Wir konnten das damals noch altmodisch „Wissenschaftsministerium“ genannte Haus in Düsseldorf davon überzeugen, dass es bessere Software als die für das Finanzmanagement von HIS an Hochschulen gibt. So kam’s, dass an der FH Bochum eines der ersten, vielleicht das erste integrierte Finanzmanagementsystem an deutschen Hochschulen lief, das sowohl Kameralistik, als auch Doppik als auch die Kostenrechnung (incl. Kostenträgerrechnung) unterstützte. Hochschulcontrolling hatte ein praktisches Fundament gefunden.
In den folgenden Jahren wurden der Controlling- und Kostenrechnungsauftrag im Hochschulgesetz des Landes NRW verankert (§5 Abs. 2 HG) und allmählich setzte sich die Erkenntnis durch, dass der Kern des Hochschulcontrolling nicht in der Kontrolle, sondern in der auf „harte“ Fakten basierten aber gleichwohl auf Verständigung angelegten umfassenden Unterstützung des Hochschulmanagements bei der zukunftsorientierten Hochschulentwicklung besteht.
Anno 2008: Das Controlling hat sich mittlerweile an allen Hochschulen fest etablieren können: Zu sehr haben sich die Rahmenbedingungen in Richtung Autonomie, Wettbewerb, Globalhaushalt, leistungsorientierte (kennzahlen-basierte) Mittelverteilung entwickelt, als dass nicht das Controlling durch die Einführung der „Neuen Steuerungsinstrumente“ einen festen Platz in jeder Hochschulverwaltung gefunden hätte – häufig etwas schamhaft in den Dezernaten für Hochschulplanung versteckt. Ein wenig Steuerung braucht die im MüBö’schen Sinne „entfesselte“ – in NRW sogar mit einem „Hochschulfreiheitsgesetz“ befreite – Hochschule ja schon.
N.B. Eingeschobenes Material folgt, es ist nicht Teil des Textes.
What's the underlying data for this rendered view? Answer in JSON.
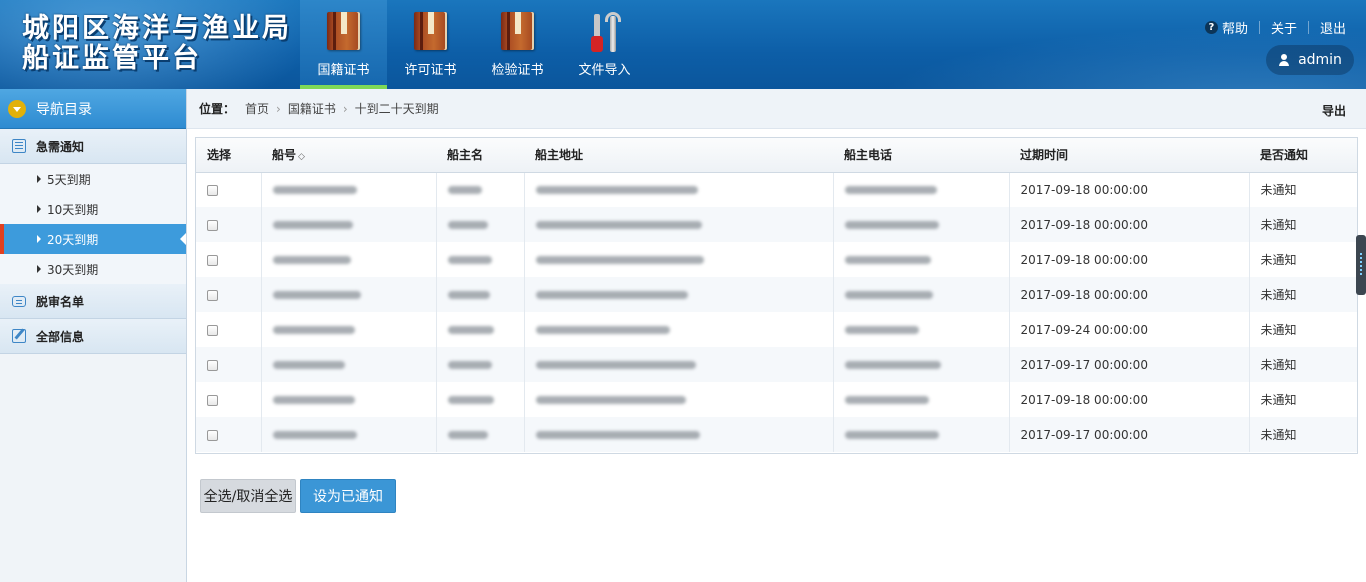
{
  "brand": {
    "line1": "城阳区海洋与渔业局",
    "line2": "船证监管平台"
  },
  "nav": [
    {
      "label": "国籍证书",
      "icon": "book-icon",
      "active": true
    },
    {
      "label": "许可证书",
      "icon": "book-icon",
      "active": false
    },
    {
      "label": "检验证书",
      "icon": "book-icon",
      "active": false
    },
    {
      "label": "文件导入",
      "icon": "tools-icon",
      "active": false
    }
  ],
  "top_links": {
    "help": "帮助",
    "about": "关于",
    "logout": "退出"
  },
  "user": {
    "name": "admin"
  },
  "sidebar": {
    "title": "导航目录",
    "groups": [
      {
        "label": "急需通知",
        "icon": "list-icon"
      },
      {
        "label": "脱审名单",
        "icon": "chat-icon"
      },
      {
        "label": "全部信息",
        "icon": "edit-icon"
      }
    ],
    "subs": [
      {
        "label": "5天到期"
      },
      {
        "label": "10天到期"
      },
      {
        "label": "20天到期"
      },
      {
        "label": "30天到期"
      }
    ]
  },
  "breadcrumb": {
    "label": "位置：",
    "items": [
      "首页",
      "国籍证书",
      "十到二十天到期"
    ],
    "export": "导出"
  },
  "table": {
    "headers": [
      "选择",
      "船号",
      "船主名",
      "船主地址",
      "船主电话",
      "过期时间",
      "是否通知"
    ],
    "rows": [
      {
        "expire": "2017-09-18 00:00:00",
        "notified": "未通知"
      },
      {
        "expire": "2017-09-18 00:00:00",
        "notified": "未通知"
      },
      {
        "expire": "2017-09-18 00:00:00",
        "notified": "未通知"
      },
      {
        "expire": "2017-09-18 00:00:00",
        "notified": "未通知"
      },
      {
        "expire": "2017-09-24 00:00:00",
        "notified": "未通知"
      },
      {
        "expire": "2017-09-17 00:00:00",
        "notified": "未通知"
      },
      {
        "expire": "2017-09-18 00:00:00",
        "notified": "未通知"
      },
      {
        "expire": "2017-09-17 00:00:00",
        "notified": "未通知"
      }
    ]
  },
  "buttons": {
    "select_all": "全选/取消全选",
    "mark_notified": "设为已通知"
  },
  "colors": {
    "header": "#0d5ea7",
    "accent": "#3b96d6",
    "active_underline": "#7ed957",
    "active_marker": "#e04020"
  }
}
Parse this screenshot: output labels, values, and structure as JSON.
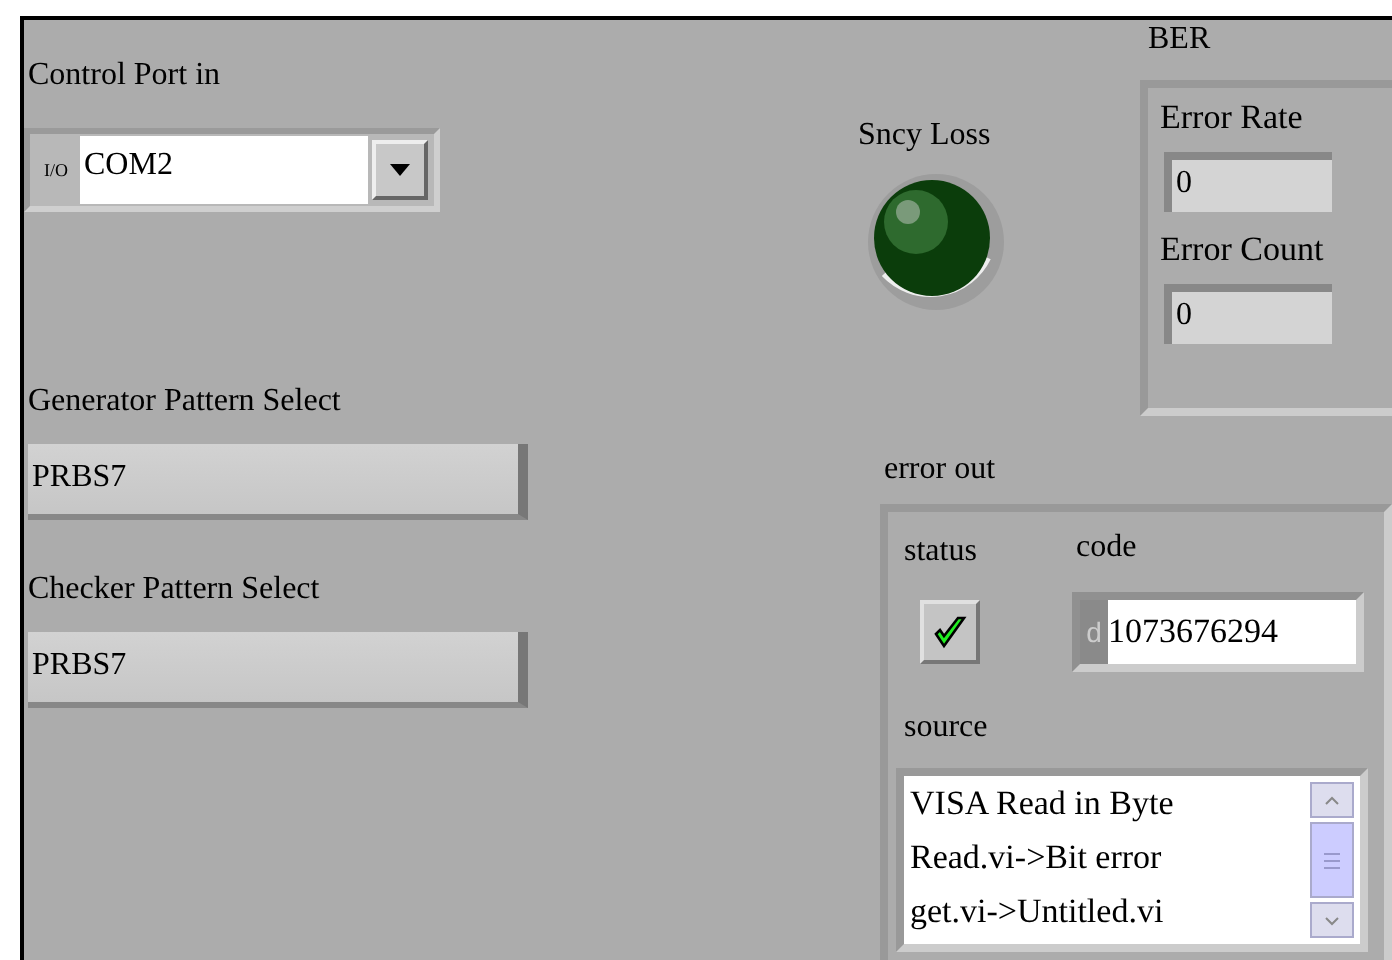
{
  "control_port": {
    "label": "Control Port in",
    "prefix": "I/O",
    "value": "COM2"
  },
  "sync_loss": {
    "label": "Sncy Loss",
    "on": false
  },
  "ber": {
    "label": "BER",
    "fields": [
      {
        "label": "Error Rate",
        "value": "0"
      },
      {
        "label": "Error Count",
        "value": "0"
      }
    ]
  },
  "pattern_selects": [
    {
      "label": "Generator Pattern Select",
      "value": "PRBS7"
    },
    {
      "label": "Checker Pattern Select",
      "value": "PRBS7"
    }
  ],
  "error_out": {
    "label": "error out",
    "status_label": "status",
    "status": {
      "checked": true
    },
    "code_label": "code",
    "code_prefix": "d",
    "code": "1073676294",
    "source_label": "source",
    "source_lines": [
      "VISA Read in Byte",
      "Read.vi->Bit error",
      "get.vi->Untitled.vi"
    ]
  }
}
Der Aufgabenkatalog ist mittlerweile arbeitsteilig eingepasst in die „Neue Steuerung“:
Das Rektorat der Universität Duisburg-Essen, an der der ehemalige FH-Kanzler jetzt fungiert, versteht Controlling als ein System der Führungsassistenz, das seinen Schwerpunkt in der Informationsversorgung, -bearbeitung und -auswertung sowie im Berichtswesen hat. Durch Controlling sollen die Führungsfunktionen ‚Planung‘, ‚Organisation‘, ‚Personal‘ und ‚Kontrolle‘ funktional miteinander verknüpft werden. Das Leistungsangebot der Stabsstelle Controlling umfasst zurzeit schwerpunktmäßig folgende Produkte:
Inhaltliche Weiterentwicklung des Online-Informations- und Kennzahlensystems;
Entwicklung und Bereitstellung von Controlling-Berichten für die zweijährigen Ziel- und Leistungsvereinbarungen mit den zentralen Einrichtungen und mit den Fachbereichen;
Bereitstellung und Weiterentwicklung eines Online-Kennzahlensets für Zwecke des Fachbereichscontrollings für die Dekanate;
Führungsinformationssystem für das Rektorat, bestehend aus
o Finanzbericht,
o Kennzahlenbericht;
vielfältige Statistikberichte (Jahresbericht, Prognosen, Simulationen, sonstige Daten und Berichte);
Aufbereitung und Bewertung von Rankings und Benchmarkingergebnissen
Studienverlaufsanalyse;
Analyse der „LOM“ (leistungsorientierte Mittelverteilung) nach Lehreinheiten und Fachbereichen mit Handlungsempfehlungen;
Abstimmung der „Steuerungsinstrumente“ und des Berichtswesens (interne – externe Ziel- und Leistungsvereinbarungen, Budgetierungssystem und Mittelverteilung, Finanzplanung, Evaluation);
Dieses „Produktangebot“ wird aktuell im Hinblick auf neue Leitungsstrukturen (Hochschulrat) ergänzt.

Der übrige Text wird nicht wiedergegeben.